The horrible problem regulators now have is, after painting themselves into a corner with the 0% risk weight how do you get out without detonating that sovereign debt bomb?

PS. In November 2004, in a letter published by FT I asked: “how many Basel propositions it will take before they start realizing the damage they are doing by favoring so much bank lending to the public sector?” August 29,  I sent FT the following letter commenting on Isabel Schnabel’s article. As I am considered obsessed with the issue, it was of no interest to the editor.

@PerKurowski

June 26, 2018

Flags need also to be raised, when influential multilateral financial institutions help to blow up bubbles

Agustín Carstens, the general manager of the Bank for International Settlements writes: “A decade of unusually low interest rates and large-scale central bank asset purchases may have left many market participants unprepared, and contributed to a legacy of overblown balance sheets” “It is precisely when pressure starts to build that flags need to be raised” June 26.

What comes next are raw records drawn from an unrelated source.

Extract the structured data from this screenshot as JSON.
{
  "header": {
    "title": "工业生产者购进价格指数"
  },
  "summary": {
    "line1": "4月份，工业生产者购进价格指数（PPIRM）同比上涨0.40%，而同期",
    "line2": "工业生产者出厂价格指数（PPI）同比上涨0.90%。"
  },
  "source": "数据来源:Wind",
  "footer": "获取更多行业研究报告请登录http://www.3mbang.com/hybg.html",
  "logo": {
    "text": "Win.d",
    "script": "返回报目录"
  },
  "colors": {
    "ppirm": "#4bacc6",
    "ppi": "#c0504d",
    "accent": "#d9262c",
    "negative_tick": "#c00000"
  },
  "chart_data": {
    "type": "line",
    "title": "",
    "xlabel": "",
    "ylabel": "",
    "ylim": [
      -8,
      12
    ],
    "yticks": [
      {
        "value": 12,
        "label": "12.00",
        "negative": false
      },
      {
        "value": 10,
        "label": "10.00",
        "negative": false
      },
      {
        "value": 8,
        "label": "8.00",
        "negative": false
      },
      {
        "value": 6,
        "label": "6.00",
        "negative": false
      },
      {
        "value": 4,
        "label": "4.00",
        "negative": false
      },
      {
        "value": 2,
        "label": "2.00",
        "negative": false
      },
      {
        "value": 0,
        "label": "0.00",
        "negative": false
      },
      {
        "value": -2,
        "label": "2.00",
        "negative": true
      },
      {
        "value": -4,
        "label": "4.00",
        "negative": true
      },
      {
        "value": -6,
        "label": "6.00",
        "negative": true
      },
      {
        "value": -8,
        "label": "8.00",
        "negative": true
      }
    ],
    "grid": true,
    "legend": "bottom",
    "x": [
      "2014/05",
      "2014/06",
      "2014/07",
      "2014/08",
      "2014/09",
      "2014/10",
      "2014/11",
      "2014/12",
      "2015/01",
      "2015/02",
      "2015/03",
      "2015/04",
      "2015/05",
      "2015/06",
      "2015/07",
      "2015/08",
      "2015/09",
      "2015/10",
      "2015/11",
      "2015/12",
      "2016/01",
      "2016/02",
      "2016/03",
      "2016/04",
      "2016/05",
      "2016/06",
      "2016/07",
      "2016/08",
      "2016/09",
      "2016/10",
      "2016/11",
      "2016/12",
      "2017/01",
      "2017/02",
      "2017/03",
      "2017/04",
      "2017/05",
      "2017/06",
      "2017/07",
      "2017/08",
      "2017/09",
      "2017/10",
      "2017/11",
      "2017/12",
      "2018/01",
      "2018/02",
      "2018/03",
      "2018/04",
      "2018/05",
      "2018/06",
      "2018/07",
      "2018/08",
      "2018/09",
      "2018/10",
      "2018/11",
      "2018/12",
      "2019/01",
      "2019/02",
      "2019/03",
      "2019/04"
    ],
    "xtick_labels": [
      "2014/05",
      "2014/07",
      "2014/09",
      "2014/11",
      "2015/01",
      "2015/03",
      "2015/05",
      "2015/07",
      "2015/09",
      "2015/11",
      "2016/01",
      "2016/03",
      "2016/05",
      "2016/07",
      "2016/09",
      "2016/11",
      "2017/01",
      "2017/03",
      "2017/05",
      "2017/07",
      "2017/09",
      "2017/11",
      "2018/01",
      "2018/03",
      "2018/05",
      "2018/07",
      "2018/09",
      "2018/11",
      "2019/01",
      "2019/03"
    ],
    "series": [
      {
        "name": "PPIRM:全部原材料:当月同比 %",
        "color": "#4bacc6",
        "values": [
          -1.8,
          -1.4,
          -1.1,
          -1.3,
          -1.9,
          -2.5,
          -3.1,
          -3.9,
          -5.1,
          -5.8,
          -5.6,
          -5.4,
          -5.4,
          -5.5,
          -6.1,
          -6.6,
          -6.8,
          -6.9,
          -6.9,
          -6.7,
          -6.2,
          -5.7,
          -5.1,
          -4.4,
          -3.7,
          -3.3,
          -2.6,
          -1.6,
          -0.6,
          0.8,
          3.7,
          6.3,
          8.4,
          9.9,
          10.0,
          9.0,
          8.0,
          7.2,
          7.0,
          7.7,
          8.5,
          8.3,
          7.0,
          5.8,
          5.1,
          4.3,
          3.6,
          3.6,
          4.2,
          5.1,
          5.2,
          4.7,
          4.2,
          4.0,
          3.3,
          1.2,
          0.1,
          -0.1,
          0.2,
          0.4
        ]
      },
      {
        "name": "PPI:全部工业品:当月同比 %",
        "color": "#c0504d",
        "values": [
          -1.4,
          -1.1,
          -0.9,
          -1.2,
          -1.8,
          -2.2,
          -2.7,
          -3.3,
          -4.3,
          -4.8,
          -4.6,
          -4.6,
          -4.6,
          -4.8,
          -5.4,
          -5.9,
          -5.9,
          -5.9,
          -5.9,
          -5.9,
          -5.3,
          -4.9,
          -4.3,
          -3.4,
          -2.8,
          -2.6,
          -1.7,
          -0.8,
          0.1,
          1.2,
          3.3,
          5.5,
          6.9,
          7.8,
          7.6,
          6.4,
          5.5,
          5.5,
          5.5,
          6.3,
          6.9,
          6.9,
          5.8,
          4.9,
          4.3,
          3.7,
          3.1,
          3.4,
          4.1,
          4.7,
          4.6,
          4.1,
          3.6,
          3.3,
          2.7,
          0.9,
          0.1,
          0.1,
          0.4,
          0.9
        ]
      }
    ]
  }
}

Indeed, but to that we should add the presence of extraordinary low capital requirements for banks when lending to what’s perceived as safe, like to house buyers and sovereigns. These have helped to explode the exposure to this type of loans, as well as distort the signals sent to the markets, something that of course has also helped to inject a lot of liquidity. 

Carstens also opines: “At the BIS, we have come to appreciate how unrewarding it can be to flag risks when markets are running hot. Yet that is precisely when risks tend to be highest.” 

Indeed, that is the same difficulty all influential institutions like the IMF face since, whenever they flag a risk, they could be accused for helping to set off a crisis. But now they all have themselves to blame for making the flagging problem so much worse. By assigning risk-many sovereigns a risk weight of 0% they painted themselves into a corner. When you know that risk weight is absolutely wrong, how do you go about to change it without scaring the shit out of the markets?